Cocktails can be a bugbear if long, thirsty queues form while your bar staff mix them (particularly annoying for guests who just want beer or wine). Provide a few choices that can be made in bulk and served from a jug by circulating waiting staff. Make sure they’re not too sweet – the first one might go down a treat but the third is a real struggle.
VALUE FROM YOUR VINO
Research will allow you to make the best of your wine budget. ‘Prosecco has probably been the star of the wine scene over the past five years,’ says Chris Losh, editor of drinks industry bible Imbibe. ‘While the cheap ones are a bit meh, the good ones – look for those from Valdobbiadene – are worth the extra. If you want something more classical, English sparkling wine is moving from flag-waving curiosity to a star in its own right. They tend to have the elegance of champagne, but be a bit lighter and crisper – well worth a look.’
Chris also welcomes the rejuvenation of an old white-wine favourite. ‘It’s time for us to be grown up enough to start re-using the c-word. Chardonnay got a bad rep at the end of the 90s – too many fat, syrupy wines slathered in oak the way teenagers put on make-up,’ he says. ‘The past few years have seen a change in attitude, particularly toward wines from Australia and South Africa. They have weight, texture and elegance and can give burgundy a run for its money – at half the price.’
As for reds, Italy and France have the track record and, mostly, the prices to match. ‘At the moment it’s hard to look past Iberia if it’s value for money you’re after,’ says Chris. ‘Spain and Portugal are knocking out lots of interesting wines at impressive prices. Wines with charm and approachability, but a definite local accent – and you can pick up great stuff for £10 or less a bottle.’

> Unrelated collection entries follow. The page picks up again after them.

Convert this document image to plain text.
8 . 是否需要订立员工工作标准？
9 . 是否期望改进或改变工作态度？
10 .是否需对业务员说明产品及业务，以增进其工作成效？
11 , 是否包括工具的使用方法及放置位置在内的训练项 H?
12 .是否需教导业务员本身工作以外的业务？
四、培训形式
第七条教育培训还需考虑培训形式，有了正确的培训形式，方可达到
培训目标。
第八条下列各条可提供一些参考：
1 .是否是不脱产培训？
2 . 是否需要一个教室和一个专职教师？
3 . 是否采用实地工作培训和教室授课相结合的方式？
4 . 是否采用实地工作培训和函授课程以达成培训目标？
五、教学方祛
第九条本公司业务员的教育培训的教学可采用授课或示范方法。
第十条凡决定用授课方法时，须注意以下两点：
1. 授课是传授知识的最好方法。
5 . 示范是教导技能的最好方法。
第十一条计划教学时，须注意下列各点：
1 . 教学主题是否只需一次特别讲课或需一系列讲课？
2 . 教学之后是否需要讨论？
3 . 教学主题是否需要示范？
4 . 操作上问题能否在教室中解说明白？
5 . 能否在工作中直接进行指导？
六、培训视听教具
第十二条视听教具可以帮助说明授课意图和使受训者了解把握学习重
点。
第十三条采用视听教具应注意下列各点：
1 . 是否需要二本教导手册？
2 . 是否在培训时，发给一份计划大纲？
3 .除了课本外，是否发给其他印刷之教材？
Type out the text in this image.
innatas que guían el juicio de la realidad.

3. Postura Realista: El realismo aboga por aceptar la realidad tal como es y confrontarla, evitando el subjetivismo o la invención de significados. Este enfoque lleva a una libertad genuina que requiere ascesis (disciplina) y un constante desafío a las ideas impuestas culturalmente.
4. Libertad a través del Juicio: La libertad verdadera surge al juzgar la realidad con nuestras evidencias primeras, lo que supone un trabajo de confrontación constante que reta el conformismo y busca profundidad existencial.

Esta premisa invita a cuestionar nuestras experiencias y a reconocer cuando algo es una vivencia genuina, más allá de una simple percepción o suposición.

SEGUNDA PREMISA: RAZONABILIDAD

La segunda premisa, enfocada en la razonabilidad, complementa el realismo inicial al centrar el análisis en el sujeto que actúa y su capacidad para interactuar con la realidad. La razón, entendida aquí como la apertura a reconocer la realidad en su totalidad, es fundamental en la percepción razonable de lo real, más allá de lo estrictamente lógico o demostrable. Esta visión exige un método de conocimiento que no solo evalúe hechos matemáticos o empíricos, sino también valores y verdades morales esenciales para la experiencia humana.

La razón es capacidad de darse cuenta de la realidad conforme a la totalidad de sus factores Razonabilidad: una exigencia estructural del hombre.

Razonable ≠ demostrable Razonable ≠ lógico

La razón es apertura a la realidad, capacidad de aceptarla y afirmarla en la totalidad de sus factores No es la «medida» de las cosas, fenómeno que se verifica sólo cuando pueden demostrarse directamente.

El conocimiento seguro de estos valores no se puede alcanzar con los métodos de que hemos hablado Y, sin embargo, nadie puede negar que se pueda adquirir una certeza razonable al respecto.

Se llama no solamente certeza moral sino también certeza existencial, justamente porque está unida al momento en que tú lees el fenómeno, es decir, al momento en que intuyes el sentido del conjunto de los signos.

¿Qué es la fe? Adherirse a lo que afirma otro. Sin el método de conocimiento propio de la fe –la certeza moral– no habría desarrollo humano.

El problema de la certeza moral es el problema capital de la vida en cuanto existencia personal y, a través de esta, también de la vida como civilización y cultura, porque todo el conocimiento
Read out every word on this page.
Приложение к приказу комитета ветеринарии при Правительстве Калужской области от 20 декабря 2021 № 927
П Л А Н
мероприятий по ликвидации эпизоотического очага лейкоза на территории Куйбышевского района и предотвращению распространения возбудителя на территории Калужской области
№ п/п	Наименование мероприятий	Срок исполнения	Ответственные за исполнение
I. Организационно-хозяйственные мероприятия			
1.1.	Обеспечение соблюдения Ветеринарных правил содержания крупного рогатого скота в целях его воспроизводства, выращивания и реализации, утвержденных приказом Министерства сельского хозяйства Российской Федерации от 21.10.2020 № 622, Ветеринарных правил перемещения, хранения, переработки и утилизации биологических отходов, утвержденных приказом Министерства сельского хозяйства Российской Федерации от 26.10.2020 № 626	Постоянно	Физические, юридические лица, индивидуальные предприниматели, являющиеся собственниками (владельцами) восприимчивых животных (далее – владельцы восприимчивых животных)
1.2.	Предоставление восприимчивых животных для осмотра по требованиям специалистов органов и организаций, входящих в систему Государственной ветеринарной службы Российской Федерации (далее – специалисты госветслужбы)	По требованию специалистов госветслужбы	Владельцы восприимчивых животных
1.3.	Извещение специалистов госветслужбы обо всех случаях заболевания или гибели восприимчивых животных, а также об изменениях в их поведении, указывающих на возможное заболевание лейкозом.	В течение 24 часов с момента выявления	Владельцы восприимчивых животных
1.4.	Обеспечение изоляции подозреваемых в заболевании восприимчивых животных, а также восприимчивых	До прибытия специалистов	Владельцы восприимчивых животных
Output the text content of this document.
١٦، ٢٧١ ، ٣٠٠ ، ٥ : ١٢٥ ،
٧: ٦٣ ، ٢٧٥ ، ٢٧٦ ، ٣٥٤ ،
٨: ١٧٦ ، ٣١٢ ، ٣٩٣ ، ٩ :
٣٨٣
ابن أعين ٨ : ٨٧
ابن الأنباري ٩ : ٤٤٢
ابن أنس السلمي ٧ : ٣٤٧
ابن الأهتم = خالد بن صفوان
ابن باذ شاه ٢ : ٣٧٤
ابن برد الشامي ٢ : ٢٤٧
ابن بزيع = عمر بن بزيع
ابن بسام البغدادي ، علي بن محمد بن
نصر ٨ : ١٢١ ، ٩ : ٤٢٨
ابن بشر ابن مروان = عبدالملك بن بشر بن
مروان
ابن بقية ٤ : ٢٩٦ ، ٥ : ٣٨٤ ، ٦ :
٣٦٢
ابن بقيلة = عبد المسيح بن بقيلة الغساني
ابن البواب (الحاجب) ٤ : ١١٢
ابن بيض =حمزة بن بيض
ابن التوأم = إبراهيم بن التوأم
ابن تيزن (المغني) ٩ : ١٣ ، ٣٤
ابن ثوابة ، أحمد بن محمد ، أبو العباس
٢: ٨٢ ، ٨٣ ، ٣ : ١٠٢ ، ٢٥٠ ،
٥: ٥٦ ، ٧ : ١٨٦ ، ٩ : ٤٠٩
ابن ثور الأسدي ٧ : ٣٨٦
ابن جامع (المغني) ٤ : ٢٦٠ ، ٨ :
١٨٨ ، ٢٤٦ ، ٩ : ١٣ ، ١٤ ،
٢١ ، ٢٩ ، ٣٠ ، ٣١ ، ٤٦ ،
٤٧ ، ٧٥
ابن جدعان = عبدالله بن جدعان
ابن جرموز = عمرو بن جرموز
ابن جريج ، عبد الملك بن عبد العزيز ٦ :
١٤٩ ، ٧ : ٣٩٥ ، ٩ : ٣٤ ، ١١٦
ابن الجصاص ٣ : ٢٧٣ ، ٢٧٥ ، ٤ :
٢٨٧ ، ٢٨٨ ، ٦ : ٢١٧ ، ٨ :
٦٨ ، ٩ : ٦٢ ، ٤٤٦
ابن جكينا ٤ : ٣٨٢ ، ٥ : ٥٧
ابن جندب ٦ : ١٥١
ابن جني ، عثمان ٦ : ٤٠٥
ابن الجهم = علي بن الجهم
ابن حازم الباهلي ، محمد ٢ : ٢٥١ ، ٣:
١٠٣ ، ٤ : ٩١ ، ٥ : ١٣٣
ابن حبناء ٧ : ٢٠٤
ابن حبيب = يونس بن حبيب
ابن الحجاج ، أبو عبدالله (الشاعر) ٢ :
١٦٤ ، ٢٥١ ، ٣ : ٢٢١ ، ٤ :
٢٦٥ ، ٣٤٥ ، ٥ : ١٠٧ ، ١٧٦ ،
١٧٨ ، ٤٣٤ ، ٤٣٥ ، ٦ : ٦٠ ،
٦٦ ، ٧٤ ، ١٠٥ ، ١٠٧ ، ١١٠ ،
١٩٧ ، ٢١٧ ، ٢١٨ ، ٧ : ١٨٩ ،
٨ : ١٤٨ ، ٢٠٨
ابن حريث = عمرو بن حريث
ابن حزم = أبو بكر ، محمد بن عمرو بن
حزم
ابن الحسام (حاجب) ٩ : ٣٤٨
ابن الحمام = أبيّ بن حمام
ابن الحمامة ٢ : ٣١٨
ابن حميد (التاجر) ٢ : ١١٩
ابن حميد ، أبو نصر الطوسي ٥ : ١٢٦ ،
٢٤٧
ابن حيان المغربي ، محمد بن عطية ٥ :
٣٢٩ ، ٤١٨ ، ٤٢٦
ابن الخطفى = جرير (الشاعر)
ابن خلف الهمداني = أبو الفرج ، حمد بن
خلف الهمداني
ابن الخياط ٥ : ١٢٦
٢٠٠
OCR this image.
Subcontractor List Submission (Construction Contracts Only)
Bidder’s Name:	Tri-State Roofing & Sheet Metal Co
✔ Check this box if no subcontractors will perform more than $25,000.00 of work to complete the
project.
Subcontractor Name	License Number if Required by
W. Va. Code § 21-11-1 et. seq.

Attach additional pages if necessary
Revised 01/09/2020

Just look at the column inches devoted to Breddos Tacos, Corazon, El Pastor and Temper. Tacos are now the hottest thing to explode out of Mexico and land on the London food scene since the jalapeno chilli. Traditionally eaten with fingers, these little bundles of Latino joy are ideal stand-up event fodder. Cheap and colourful, you can fill them with whatever you want, and they’ll play well with the Insta-generation too.
This is another restaurant-driven trend that’s set to move into events. Bastien, Duck Duck Goose and Bun House are the prime culinary movers here, each recognising the tender charms of this underappreciated red meat. It’s now time to show your guests that you’re in the know too.
No longer just a torture device for unlucky D-listers on I’m a Celebrity..., insects are a show-stopping superfood. Sustainable and protein rich, they’re the thinking organiser’s alternative to meat. Go-ahead catering firms can already tell you what to do with them – mushroom and mealworm risotto recently caught the eye at an event we went to.
Mix ‘n’ batch
Cocktails are de rigueur, but it tends to take staff a while to mix them on the night. What’s the solution? Concoct them earlier, of course. No longer just a friend in a can for traumatised commuters, the stigma around pre-mixed drinks is gone – and batch production makes quality control easy. Even drinks don Tony Conigliaro now sells his Classico Negroni by the bottle. Bar queues be damned.
More and more people live more and more of their lives through their mobile phone screens. Sad, but true. Megapixels can’t capture the taste or smell of your event (yet) but they can show the world what it looked like. So you’d best make it look good. Wearable canapé trays, mobile nitrogen ice-cream units and, er, edible bubble volcanos – we’ve seen them all recently. Welcometo the new normal.